Graphy Publications
Inspiring Innovations & Discoveries
International Journal of Physical Therapy & Rehabilitation Volume 5 (2019), Article ID 5:IJPTR-149, 4 pages
https://doi.org/10.15344/2455-7498/2019/149
Research Article
Assessment of the Validity of a Physical Activity Questionnaire for Vietnamese Children Using an Accelerometer

Nozomi Watanabe1, Keiko Nakamura1*, Hoang Thuy Linh Nguyen1,2,3, Kaoruko Seino1 and Thang Vo Van2,3

1Department of Global Health Entrepreneurship, Tokyo Medical and Dental University, Japan
2Faculty of Public Health, Hue University of Medicine and Pharmacy, Hue University, Viet Nam
3Institute for Community Health Research, Hue University of Medicine and Pharmacy, Hue University, Viet Nam
Prof. Keiko Nakamura, Department of Global Health Entrepreneurship, Tokyo Medical and Dental University, Yushima 1-5-45, Bunkyoku, Tokyo 113-8510, Japan; E-mail: nakamura.ith@tmd.ac.jp
28 February 2019; 16 March 2019; 18 March 2019
Watanabe N, Nakamura K, Nguyen HTL, Seino K, Van TV (2019) Assessment of the Validity of a Physical Activity Questionnaire for Vietnamese Children Using an Accelerometer. Int J Phys Ther Rehab 5: 149. doi: https://doi.org/10.15344/2455-7498/2019/149

Abstract

Background: As physical inactivity is becoming a major cause of health issues around the world, not only in adults but also among children, preventions are required especially in low-and middle- income countries. This study was performed to validate a physical activity questionnaire and assess physical activity of 11-year-old children using the questionnaire and a triaxial accelerometer in Hue City, Vietnam.
Methods: A physical activity questionnaire developed by the authors was administered in 30 participants between January and February 2018. Anthropometric measures and 3-day activity monitored using an accelerometer were also obtained. Differences in physical characteristics and physical activity records according to gender and body mass index (BMI), and the relationship between amount of physical activity determined from the questionnaire and accelerometer data were examined.
Results: Data for 12 participants were excluded from the analysis due to various types of error. Thirteen of the remaining 18 participants (72%) achieved more than 60 minutes of moderate-to-vigorous physical activity (MVPA) for all three recording days. Male participants showed higher counts than females in exercise, steps, MVPA and vigorous physical activity (VPA), respectively.

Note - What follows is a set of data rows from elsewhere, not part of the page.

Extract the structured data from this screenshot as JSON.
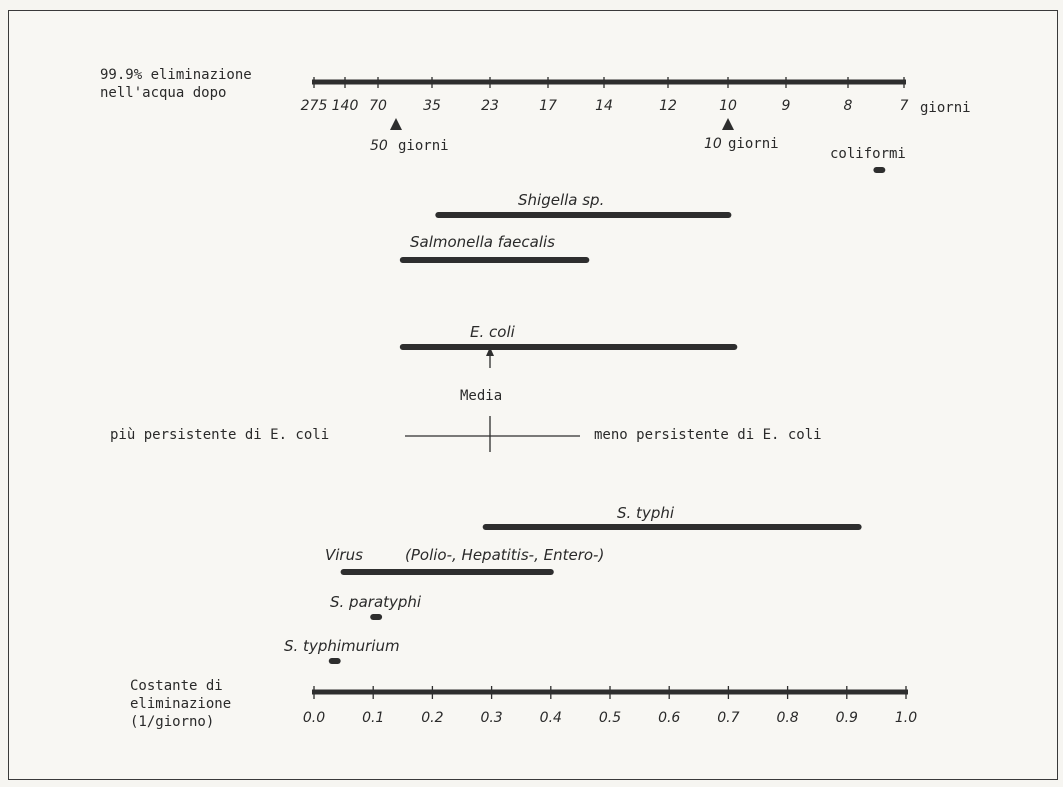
{
  "top_axis": {
    "label_line1": "99.9% eliminazione",
    "label_line2": "nell'acqua dopo",
    "ticks": [
      "275",
      "140",
      "70",
      "35",
      "23",
      "17",
      "14",
      "12",
      "10",
      "9",
      "8",
      "7"
    ],
    "unit": "giorni",
    "markers": [
      {
        "value": "50",
        "unit": "giorni"
      },
      {
        "value": "10",
        "unit": "giorni"
      }
    ]
  },
  "bottom_axis": {
    "label_line1": "Costante di",
    "label_line2": "eliminazione",
    "label_line3": "(1/giorno)",
    "ticks": [
      "0.0",
      "0.1",
      "0.2",
      "0.3",
      "0.4",
      "0.5",
      "0.6",
      "0.7",
      "0.8",
      "0.9",
      "1.0"
    ],
    "range": [
      0.0,
      1.0
    ]
  },
  "organisms": [
    {
      "label": "coliformi",
      "from": 0.95,
      "to": 0.96
    },
    {
      "label": "Shigella sp.",
      "from": 0.21,
      "to": 0.7
    },
    {
      "label": "Salmonella faecalis",
      "from": 0.15,
      "to": 0.46
    },
    {
      "label": "E. coli",
      "from": 0.15,
      "to": 0.71
    },
    {
      "label": "S. typhi",
      "from": 0.29,
      "to": 0.92
    },
    {
      "label": "Virus",
      "label_extra": "(Polio-, Hepatitis-, Entero-)",
      "from": 0.05,
      "to": 0.4
    },
    {
      "label": "S. paratyphi",
      "from": 0.1,
      "to": 0.11
    },
    {
      "label": "S. typhimurium",
      "from": 0.03,
      "to": 0.04
    }
  ],
  "mean": {
    "label": "Media",
    "value": 0.3,
    "left_text": "più persistente di E. coli",
    "right_text": "meno persistente di E. coli"
  }
}
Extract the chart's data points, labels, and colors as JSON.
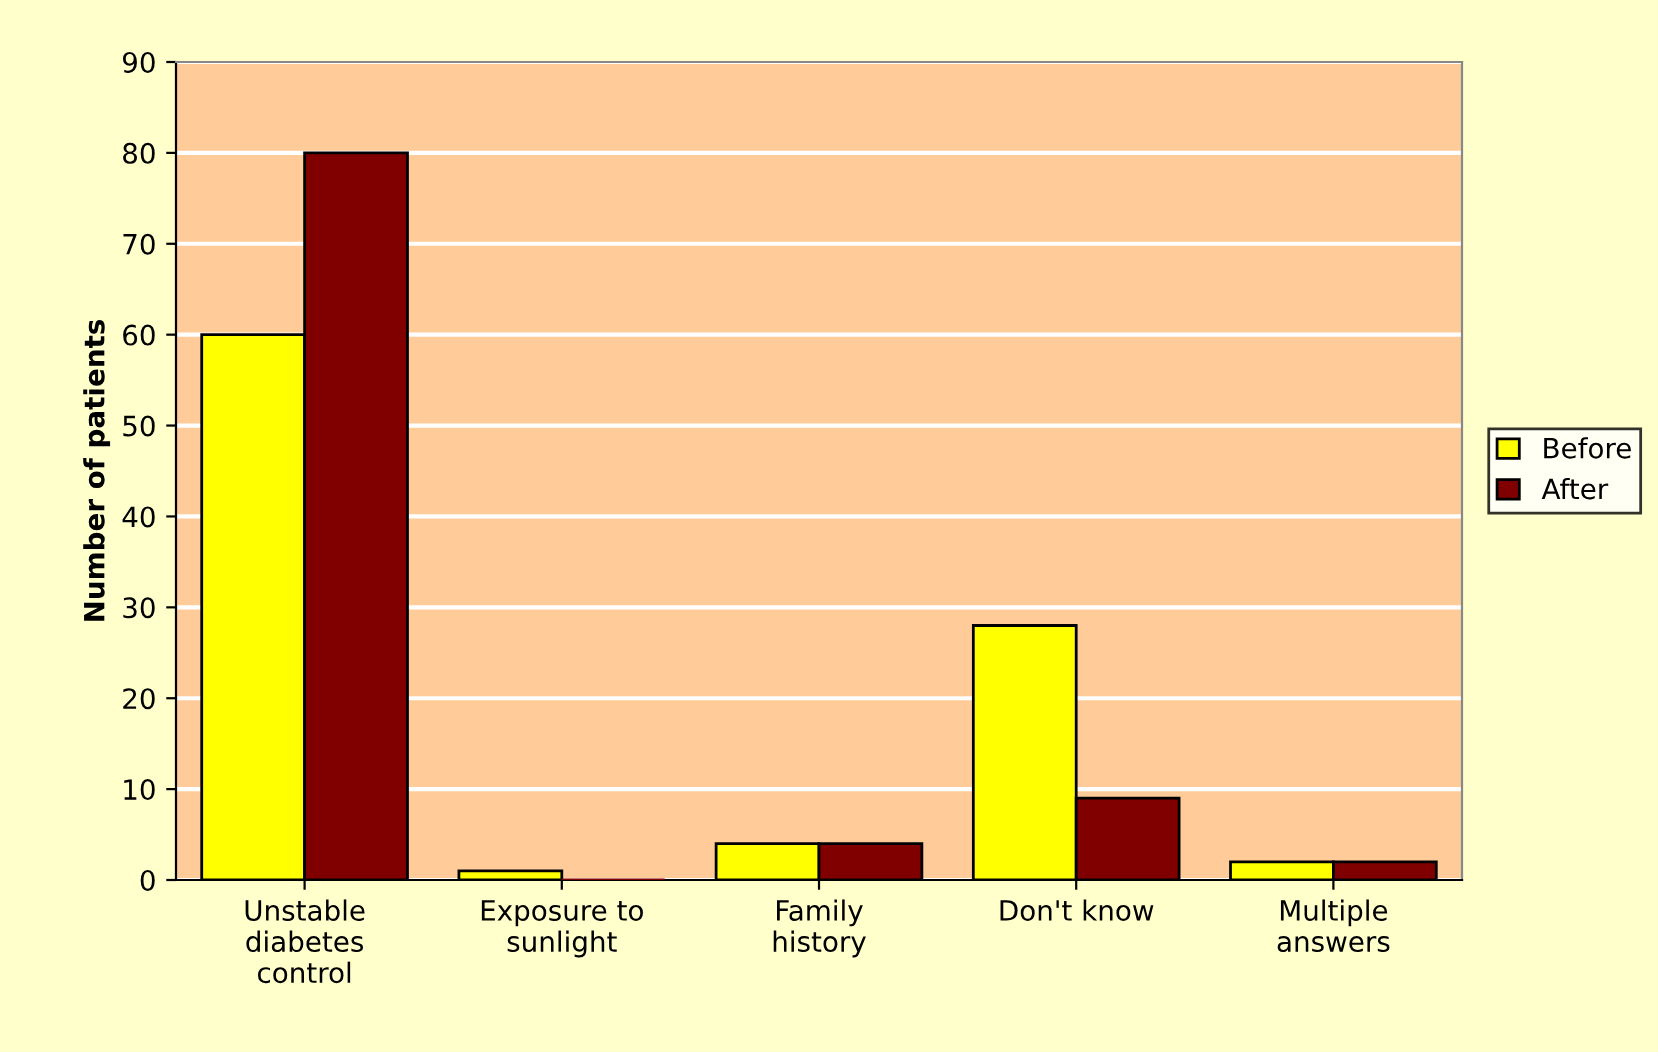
{
  "chart_data": {
    "type": "bar",
    "ylabel": "Number of patients",
    "categories": [
      "Unstable\ndiabetes\ncontrol",
      "Exposure to\nsunlight",
      "Family\nhistory",
      "Don't know",
      "Multiple\nanswers"
    ],
    "series": [
      {
        "name": "Before",
        "color": "#ffff00",
        "values": [
          60,
          1,
          4,
          28,
          2
        ]
      },
      {
        "name": "After",
        "color": "#800000",
        "values": [
          80,
          0,
          4,
          9,
          2
        ]
      }
    ],
    "ylim": [
      0,
      90
    ],
    "yticks": [
      0,
      10,
      20,
      30,
      40,
      50,
      60,
      70,
      80,
      90
    ],
    "grid": "y",
    "legend": "right"
  }
}
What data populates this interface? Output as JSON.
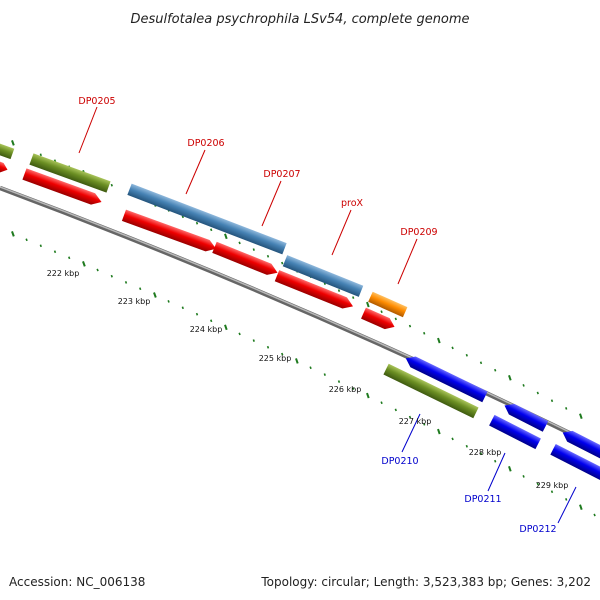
{
  "title": "Desulfotalea psychrophila LSv54, complete genome",
  "footer": {
    "accession": "Accession: NC_006138",
    "stats": "Topology: circular; Length: 3,523,383 bp; Genes: 3,202"
  },
  "colors": {
    "top_gene_label": "#cc0000",
    "bottom_gene_label": "#0000cc",
    "red_feature": "#ee0000",
    "green_feature": "#6b8e23",
    "steelblue_feature": "#4682b4",
    "orange_feature": "#ff8c00",
    "blue_feature": "#0000ee",
    "tick": "#1e7a1e",
    "backbone": "#888888"
  },
  "kbp_labels": [
    "222 kbp",
    "223 kbp",
    "224 kbp",
    "225 kbp",
    "226 kbp",
    "227 kbp",
    "228 kbp",
    "229 kbp"
  ],
  "gene_labels": [
    "DP0205",
    "DP0206",
    "DP0207",
    "proX",
    "DP0209",
    "DP0210",
    "DP0211",
    "DP0212"
  ]
}
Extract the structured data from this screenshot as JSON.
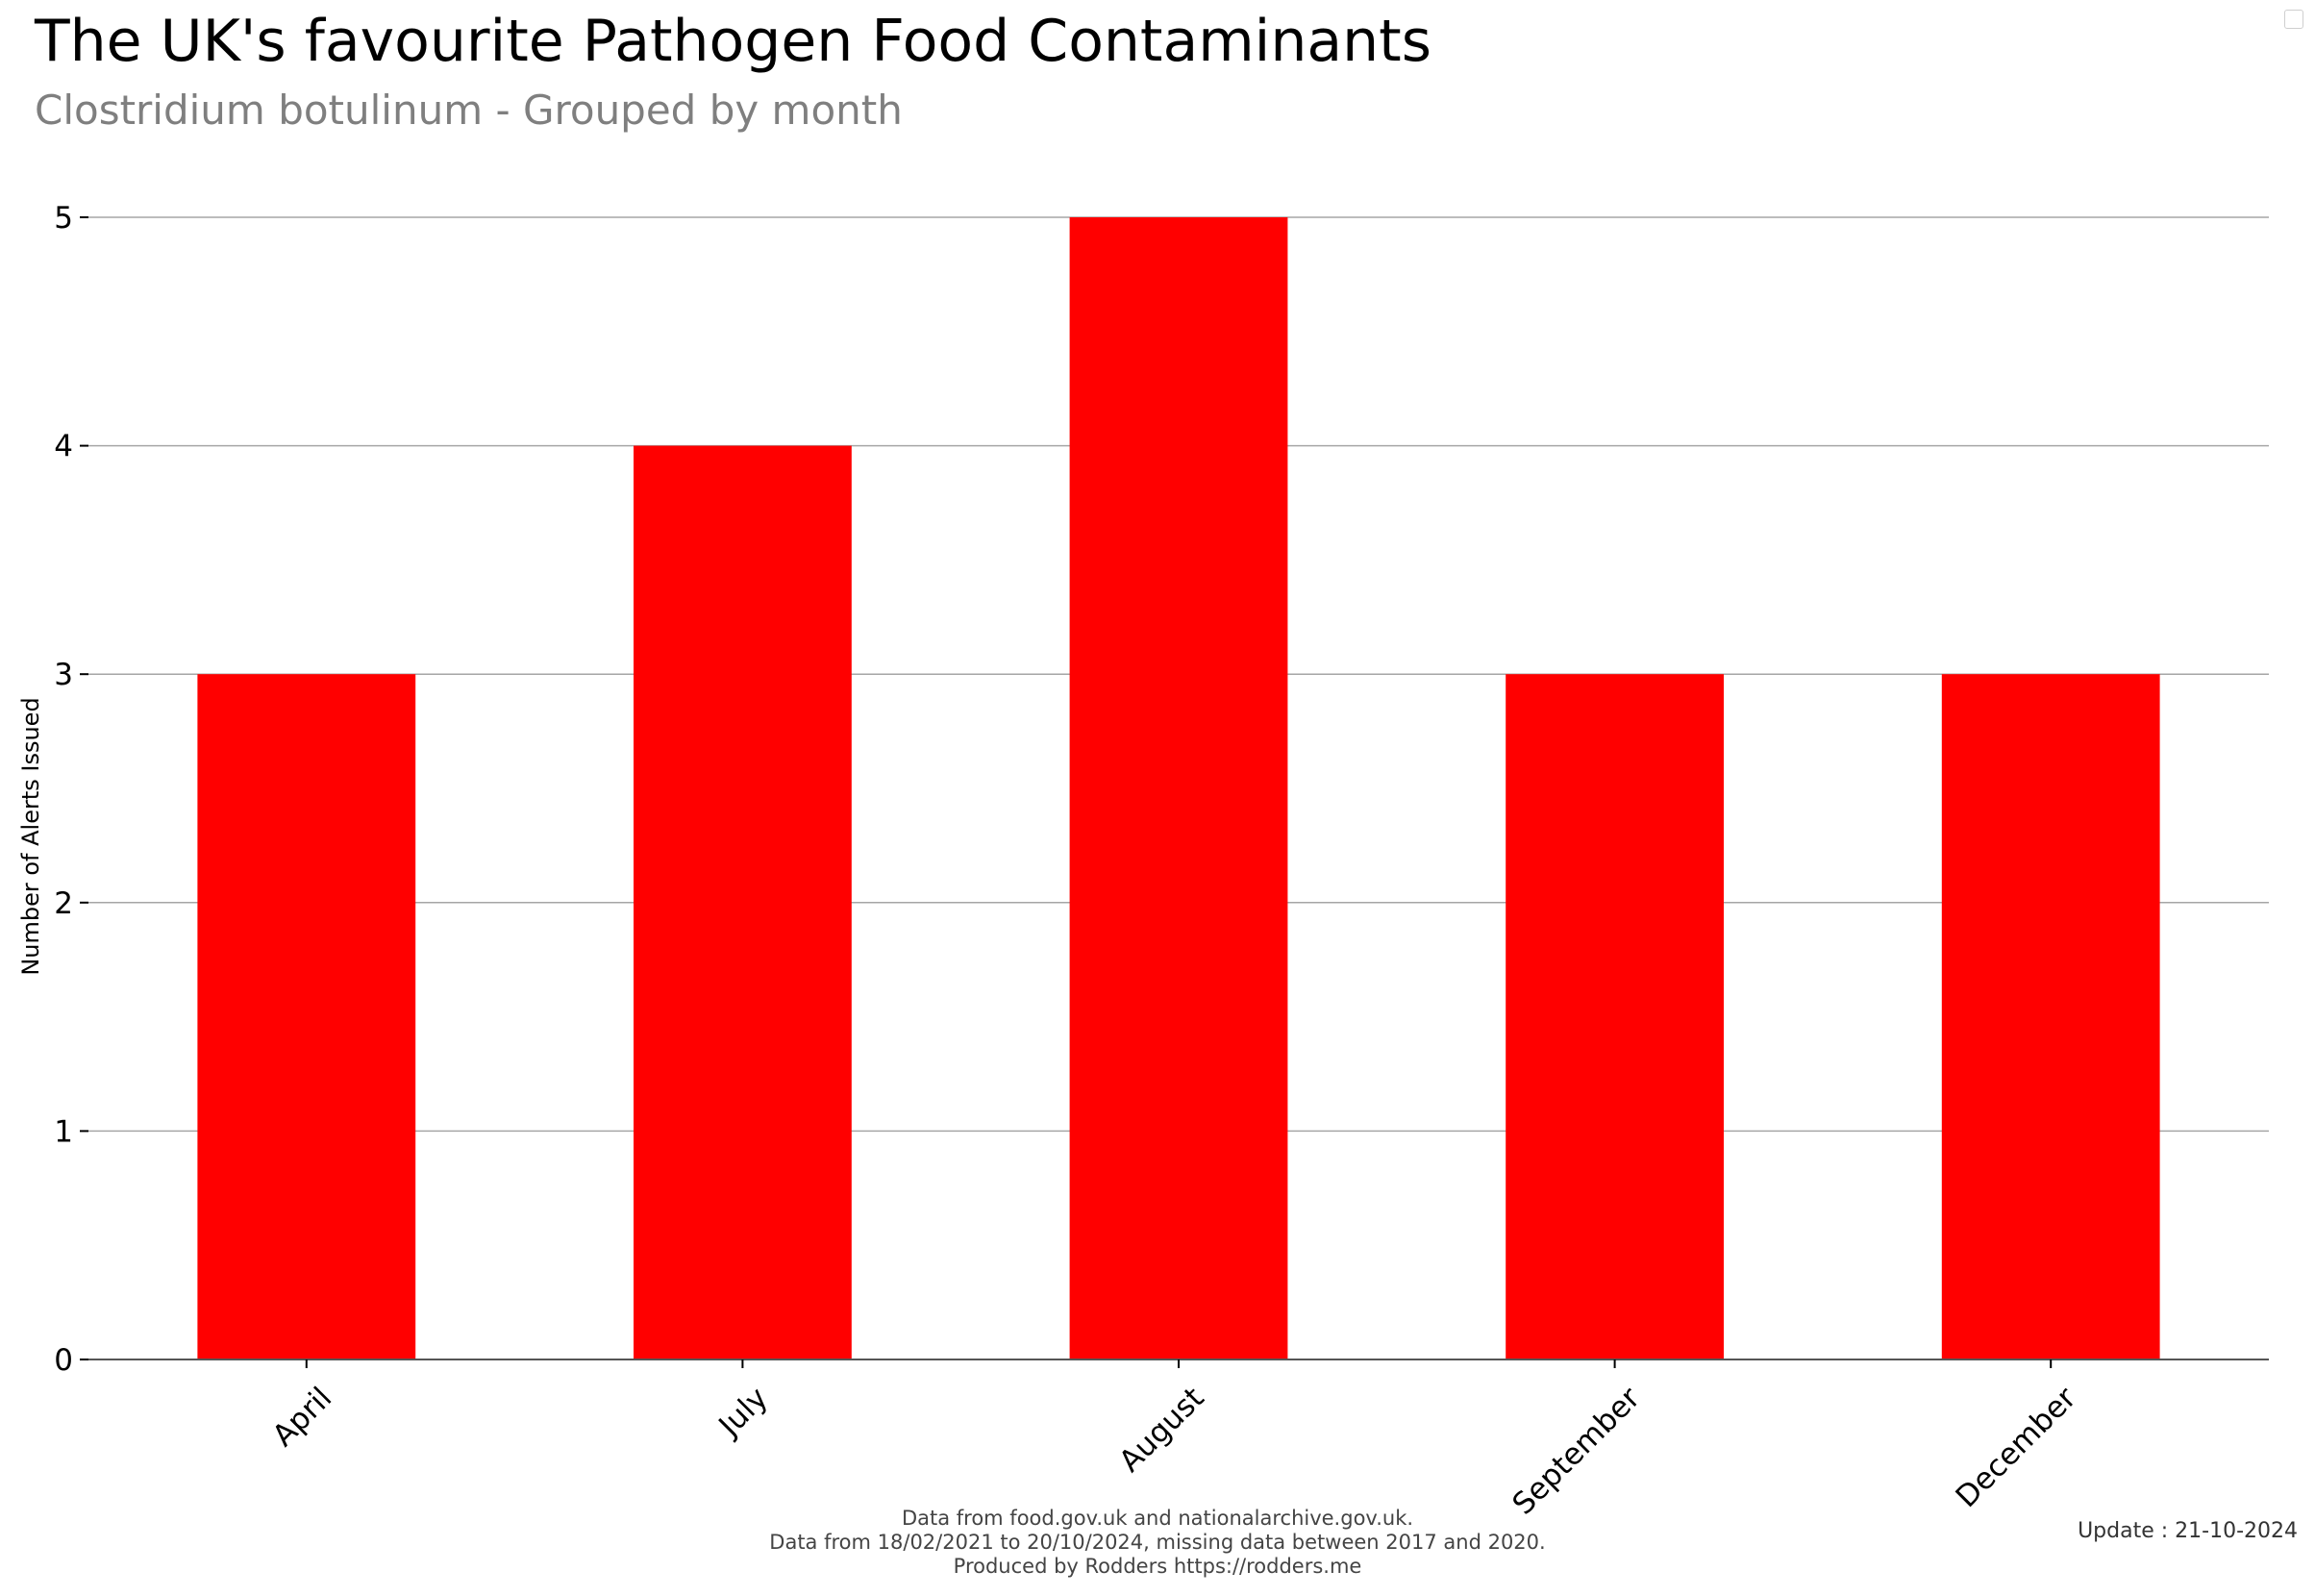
{
  "title": "The UK's favourite Pathogen Food Contaminants",
  "subtitle": "Clostridium botulinum - Grouped by month",
  "footer": {
    "line1": "Data from food.gov.uk and nationalarchive.gov.uk.",
    "line2": "Data from 18/02/2021 to 20/10/2024, missing data between 2017 and 2020.",
    "line3": "Produced by Rodders https://rodders.me"
  },
  "update": "Update : 21-10-2024",
  "chart_data": {
    "type": "bar",
    "categories": [
      "April",
      "July",
      "August",
      "September",
      "December"
    ],
    "values": [
      3,
      4,
      5,
      3,
      3
    ],
    "ylabel": "Number of Alerts Issued",
    "xlabel": "",
    "ylim": [
      0,
      5
    ],
    "yticks": [
      0,
      1,
      2,
      3,
      4,
      5
    ],
    "grid": true,
    "bar_color": "#ff0000"
  }
}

Significant relationships were found between accelerometer’ records and responses to questions about sedentary behavior, such as time spent playing computer games but not to questions related to their sports activities.
Conclusion: Accelerometers could be used to monitor physical activity among 11-year-old Vietnamese children with support from school teachers or guardians. Accelerometer records were correlated with questions regarding sedentary activities but not questions on sports activities. The results suggested the importance of including questions related to sedentary behavior in physical activity questionnaires. Further studies are needed with larger sample sizes to assess the validity of the questionnaire.